M. [U] [L] sollicite dans ses conclusions déposées à l’audience :
— De lui donner acte de ses plus expresses protestations et réserves sur la demande d’expertise ;
— Un complément de mission ;
— De rejeter la demande de provision ;
— De rejeter la demande au titre de l’article 700 du code de procédure civile.
La Caisse primaire d’assurance maladie du Var agissant pour le compte de la CPAM des Alpes-Maritimes, demande dans ses conclusions déposées à l’audience :
— De dire qu’elle est bien fondée à agir pour le compte et au nom de la CPAM des AM ;
— De réserver ses droits à remboursement jusqu’à fixation du préjudice subi y compris tous les débours actuels et futurs servis sur le compte de la victime ;
— Dire et juger qu’elle s’en rapporte sur la demande d’expertise et de provision ;
— Condamner toute partie succombant aux dépens.

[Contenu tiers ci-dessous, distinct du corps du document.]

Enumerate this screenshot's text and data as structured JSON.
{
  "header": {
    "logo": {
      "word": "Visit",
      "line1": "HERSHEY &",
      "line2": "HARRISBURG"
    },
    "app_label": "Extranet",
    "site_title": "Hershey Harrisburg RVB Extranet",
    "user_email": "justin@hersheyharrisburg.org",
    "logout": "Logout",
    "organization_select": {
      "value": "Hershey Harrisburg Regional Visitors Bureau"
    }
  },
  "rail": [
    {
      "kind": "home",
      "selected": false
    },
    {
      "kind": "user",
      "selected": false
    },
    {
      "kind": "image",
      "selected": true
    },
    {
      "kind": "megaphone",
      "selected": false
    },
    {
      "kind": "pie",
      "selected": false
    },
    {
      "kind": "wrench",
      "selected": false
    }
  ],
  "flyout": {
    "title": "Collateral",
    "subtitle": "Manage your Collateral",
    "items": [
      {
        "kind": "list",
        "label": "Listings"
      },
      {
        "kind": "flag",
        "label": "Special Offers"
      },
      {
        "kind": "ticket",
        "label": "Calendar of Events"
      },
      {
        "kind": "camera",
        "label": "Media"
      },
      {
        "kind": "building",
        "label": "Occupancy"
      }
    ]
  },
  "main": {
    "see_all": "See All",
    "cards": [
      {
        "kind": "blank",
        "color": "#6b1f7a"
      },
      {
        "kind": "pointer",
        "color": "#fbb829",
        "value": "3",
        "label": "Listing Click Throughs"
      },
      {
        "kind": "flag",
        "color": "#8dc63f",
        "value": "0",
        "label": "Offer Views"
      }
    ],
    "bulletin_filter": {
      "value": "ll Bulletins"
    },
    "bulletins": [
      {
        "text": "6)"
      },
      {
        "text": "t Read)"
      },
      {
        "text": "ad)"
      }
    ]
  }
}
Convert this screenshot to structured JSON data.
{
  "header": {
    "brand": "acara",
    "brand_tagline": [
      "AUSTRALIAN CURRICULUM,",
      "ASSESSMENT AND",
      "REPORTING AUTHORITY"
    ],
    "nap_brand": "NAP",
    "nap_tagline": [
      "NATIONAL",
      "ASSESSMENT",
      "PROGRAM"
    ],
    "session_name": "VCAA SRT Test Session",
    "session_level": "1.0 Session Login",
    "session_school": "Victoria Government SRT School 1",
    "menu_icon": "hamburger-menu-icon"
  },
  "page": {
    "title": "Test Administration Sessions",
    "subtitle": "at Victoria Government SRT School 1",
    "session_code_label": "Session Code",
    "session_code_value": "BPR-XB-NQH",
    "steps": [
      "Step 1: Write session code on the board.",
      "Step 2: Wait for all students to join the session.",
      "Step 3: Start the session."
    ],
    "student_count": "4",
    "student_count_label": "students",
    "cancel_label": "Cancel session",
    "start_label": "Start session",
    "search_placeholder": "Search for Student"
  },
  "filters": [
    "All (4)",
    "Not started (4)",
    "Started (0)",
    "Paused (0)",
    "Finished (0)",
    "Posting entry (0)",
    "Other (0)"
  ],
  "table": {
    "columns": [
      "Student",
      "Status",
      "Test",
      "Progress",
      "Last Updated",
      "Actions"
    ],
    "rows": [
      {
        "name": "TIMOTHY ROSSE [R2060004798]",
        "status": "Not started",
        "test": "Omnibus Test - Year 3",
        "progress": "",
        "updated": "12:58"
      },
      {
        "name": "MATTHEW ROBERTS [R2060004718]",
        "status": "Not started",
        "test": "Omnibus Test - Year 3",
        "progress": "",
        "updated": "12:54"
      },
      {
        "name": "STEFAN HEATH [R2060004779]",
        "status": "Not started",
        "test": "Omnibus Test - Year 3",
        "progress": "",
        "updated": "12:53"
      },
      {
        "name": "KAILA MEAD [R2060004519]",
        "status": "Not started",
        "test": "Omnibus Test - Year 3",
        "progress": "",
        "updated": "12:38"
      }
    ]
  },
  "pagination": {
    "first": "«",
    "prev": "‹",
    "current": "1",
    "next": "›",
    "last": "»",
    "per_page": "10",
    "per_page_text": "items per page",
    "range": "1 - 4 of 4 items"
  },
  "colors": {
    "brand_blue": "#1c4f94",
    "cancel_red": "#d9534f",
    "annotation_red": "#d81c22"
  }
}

L’affaire a été mise en délibéré au 21 octobre 2025.
MOTIFS DE LA DÉCISION
Sur l’intervention volontaire de la CPAM du Var :
Selon l’article 329 du code de procédure civile, l’intervention est principale lorsqu’elle élève une prétention au profit de celui qui la forme. Elle n’est recevable que si son auteur a le droit d’agir relativement à cette prétention.
Il convient de déclarer recevable la CPAM du Var intervenante volontaire, agissant pour le compte de la CPAM des Alpes-Maritimes en application d’une décision du 1er janvier 2022 de la Caisse nationale de l’assurance maladie relative à l’organisation du réseau en matière d’exercice des recours subrogatoires.
Sur la demande d’expertise :
L’article 145 du code de procédure civile dispose que « s’il existe un motif légitime de conserver ou d’établir avant tout procès la preuve de faits dont pourrait dépendre la solution d’un litige, les mesures d’instruction légalement admissibles peuvent être ordonnées à la demande de tout intéressé. »
En l’espèce, il résulte des pièces versées aux débats, que des soins dentaires ont été pratiqués par le Docteur [L] sur la personne de M.[D] en juillet 2017 puis en 2018, 2019 et 2020.
Selon le certificat du docteur [B], en date du 20 janvier 2021, les lésions et manifestations douloureuses de M. [D] en regard de la 27 apparaissent attribuables aux soins réalisés par le docteur [L], celui-ci-ayant reconnu le mauvais positionnement du tenon dans le canal palatin de la 27.
Dès lors au vu de ces éléments, M. [D] justifie d’un motif légitime à la mise en place d’une expertise confiée à un expert, présentant les garanties d’impartialité et d’objectivité.
Il sera également fait droit à la demande de complément de mission de M. [L], qui est fondée selon les modalités qui seront précisées du dispositif de la présente ordonnance.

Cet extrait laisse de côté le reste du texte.